Polisi Menilai Kasus Video Asusila Viral di Loteng Bukan Delik Aduan

177
Kasat Reskrim Polres Loteng, AKP I Putu Agus Indra Permana, Senin (30/11/2020). (Inside Lombok/Ida Rosanti)

Lombok Tengah (Inside Lombok) – Polres Lombok Tengah (Loteng) masih mendalami kasus video porno warga Desa Dasan Baru Kecamatan Kopang berinisial DN yang menghebohkan warga belum lama ini. Polisi menilai kasus ini bukan merupakan delik aduan.

Saat ini ada dua orang yang sudah diamankan yakni DN dan Putra (16) yang juga warga Desa Dasan Baru.

Dari pemeriksaan keduanya, DN melakukan Video Call dengan mantan suami yakni Sahlam warga Dusun Penyaung Desa Dasan Baru. Di mana, DN diduga melakukan Video Call saat masih berstatus suami isteri.

Kasatreskrim Polres Lombok Tengah, AKP I Putu Agus Indra Permana, Senin (30/11/2020) mengatakan, kasus video viral ini berawal dari laporan dari Polsek Kopang dan sudah meresahkan masyarakat. Penyidik segera menetralisir situasi yang ada di bawah dengan mengamankan DN Putra.
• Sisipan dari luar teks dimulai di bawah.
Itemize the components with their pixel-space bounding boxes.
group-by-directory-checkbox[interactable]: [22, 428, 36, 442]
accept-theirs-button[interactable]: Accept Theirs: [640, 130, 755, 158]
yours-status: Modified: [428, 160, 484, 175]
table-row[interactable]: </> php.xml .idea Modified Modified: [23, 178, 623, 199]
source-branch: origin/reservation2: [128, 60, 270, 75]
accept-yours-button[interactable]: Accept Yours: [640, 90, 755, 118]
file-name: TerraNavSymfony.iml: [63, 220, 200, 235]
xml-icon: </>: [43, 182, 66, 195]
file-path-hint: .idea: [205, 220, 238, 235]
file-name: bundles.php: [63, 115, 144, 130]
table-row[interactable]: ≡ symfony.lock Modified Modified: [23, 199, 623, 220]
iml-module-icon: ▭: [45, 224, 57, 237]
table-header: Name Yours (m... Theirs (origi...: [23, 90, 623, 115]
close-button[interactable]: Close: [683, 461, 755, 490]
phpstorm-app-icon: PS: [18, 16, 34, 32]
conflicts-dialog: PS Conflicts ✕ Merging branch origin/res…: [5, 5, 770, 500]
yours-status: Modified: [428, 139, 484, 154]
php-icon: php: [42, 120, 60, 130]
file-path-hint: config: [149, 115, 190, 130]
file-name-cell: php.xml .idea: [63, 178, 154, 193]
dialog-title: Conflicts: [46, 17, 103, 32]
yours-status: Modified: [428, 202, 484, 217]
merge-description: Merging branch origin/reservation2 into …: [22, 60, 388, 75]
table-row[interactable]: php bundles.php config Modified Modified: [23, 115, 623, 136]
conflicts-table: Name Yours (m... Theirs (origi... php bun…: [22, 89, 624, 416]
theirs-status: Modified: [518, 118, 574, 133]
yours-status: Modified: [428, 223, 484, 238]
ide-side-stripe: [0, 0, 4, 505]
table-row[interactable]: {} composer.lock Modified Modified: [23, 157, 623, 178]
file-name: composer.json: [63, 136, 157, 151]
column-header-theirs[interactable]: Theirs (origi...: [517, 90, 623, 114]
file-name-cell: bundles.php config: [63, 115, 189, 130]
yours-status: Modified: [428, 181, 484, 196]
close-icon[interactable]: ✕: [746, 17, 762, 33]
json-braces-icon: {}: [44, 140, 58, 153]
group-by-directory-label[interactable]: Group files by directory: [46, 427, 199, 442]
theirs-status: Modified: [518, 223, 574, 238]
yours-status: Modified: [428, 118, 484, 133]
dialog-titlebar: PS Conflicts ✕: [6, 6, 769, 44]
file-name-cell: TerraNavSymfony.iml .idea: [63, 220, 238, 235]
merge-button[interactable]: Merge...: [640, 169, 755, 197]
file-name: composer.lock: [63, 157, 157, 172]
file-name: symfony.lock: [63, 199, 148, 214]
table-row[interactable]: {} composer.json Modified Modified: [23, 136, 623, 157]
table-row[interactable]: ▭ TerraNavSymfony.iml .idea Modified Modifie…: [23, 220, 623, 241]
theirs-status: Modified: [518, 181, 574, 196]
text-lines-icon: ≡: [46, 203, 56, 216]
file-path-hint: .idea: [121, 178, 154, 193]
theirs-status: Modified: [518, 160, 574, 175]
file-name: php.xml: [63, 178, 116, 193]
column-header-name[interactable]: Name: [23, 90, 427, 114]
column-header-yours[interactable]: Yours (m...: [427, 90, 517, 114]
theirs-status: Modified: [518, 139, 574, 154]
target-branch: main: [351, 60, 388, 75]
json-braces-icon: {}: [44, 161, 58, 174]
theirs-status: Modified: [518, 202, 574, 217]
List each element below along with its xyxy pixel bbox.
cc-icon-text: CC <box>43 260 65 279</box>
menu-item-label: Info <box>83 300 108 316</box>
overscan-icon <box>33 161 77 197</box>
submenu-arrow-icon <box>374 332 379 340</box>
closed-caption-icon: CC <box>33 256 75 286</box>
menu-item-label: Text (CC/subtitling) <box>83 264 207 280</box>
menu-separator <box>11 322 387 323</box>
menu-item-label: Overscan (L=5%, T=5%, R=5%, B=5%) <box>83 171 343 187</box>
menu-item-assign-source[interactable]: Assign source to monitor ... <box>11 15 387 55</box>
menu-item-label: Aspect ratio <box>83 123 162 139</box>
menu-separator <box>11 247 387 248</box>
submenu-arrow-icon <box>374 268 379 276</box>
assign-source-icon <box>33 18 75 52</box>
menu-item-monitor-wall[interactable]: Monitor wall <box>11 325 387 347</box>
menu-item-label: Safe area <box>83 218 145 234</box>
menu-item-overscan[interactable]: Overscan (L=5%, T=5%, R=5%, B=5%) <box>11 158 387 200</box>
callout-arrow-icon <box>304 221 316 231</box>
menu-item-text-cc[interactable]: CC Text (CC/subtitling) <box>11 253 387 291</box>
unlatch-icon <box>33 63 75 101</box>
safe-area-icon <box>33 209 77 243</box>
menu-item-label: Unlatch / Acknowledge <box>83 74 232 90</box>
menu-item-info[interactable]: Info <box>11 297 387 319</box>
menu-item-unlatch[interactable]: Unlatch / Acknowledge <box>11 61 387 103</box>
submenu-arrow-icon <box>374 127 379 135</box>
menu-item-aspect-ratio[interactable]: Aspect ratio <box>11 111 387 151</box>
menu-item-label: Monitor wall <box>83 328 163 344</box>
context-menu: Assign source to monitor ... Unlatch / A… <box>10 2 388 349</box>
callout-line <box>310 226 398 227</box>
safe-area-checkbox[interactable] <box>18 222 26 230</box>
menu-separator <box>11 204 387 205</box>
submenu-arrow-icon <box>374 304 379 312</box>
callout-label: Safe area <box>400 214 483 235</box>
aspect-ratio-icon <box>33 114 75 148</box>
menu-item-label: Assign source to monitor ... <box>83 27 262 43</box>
“Ini bukan delik aduan sehingga kami akan bertindak, ini sudah menimbulkan keresahan di masyarakat, penyidik yang akan membuat laporan polisi dan kita akan tindaklanjuti”,katanya.

Wanita yang diduga sebagai pemeran dalam video ini sudah diamankan di Polres Lombok Tengah dan satunya Putra yang diketahui masih anak di bawah umur.

“Si Perempuan sempat melakukan Video Call dengan mantan suaminya. Namun hal tersebut dilakukan ketika masih berhubungan suami isteri”,tandasnya.

Untuk mendapat kepastian apakah saat ini mereka sudah bercerai atau tidak maka perlu pendalaman. Kuat dugaan saat Video Call ini dilakukan, suami DN merekam dan video tersebut dikirim ke keponakannya yakni Putra.

“Sehingga dua orang ini kita amankan dulu supaya netral,”terangnya.

Penyidik belum berani memastikan apakah disebarkannya video ini akibat dari perceraian itu atau tidak. Karena perceraian antara DN dan suaminya ini juga perlu pendalaman.

“Suaminya masih di Malaysia dan dua orang ini statusnya masih kita amankan. Kejadian perekaman kalau menurut keterangan si perempuan, dilakukan sebulan sebelum mereka bercerai,”terangnya.

Kasus ini, lanjutnya bisa mengarah ke ranah pidana karena mengandung unsur asusila.

“Tapi siapa yang kena nanti perlu didalami lagi”, imbuhnya.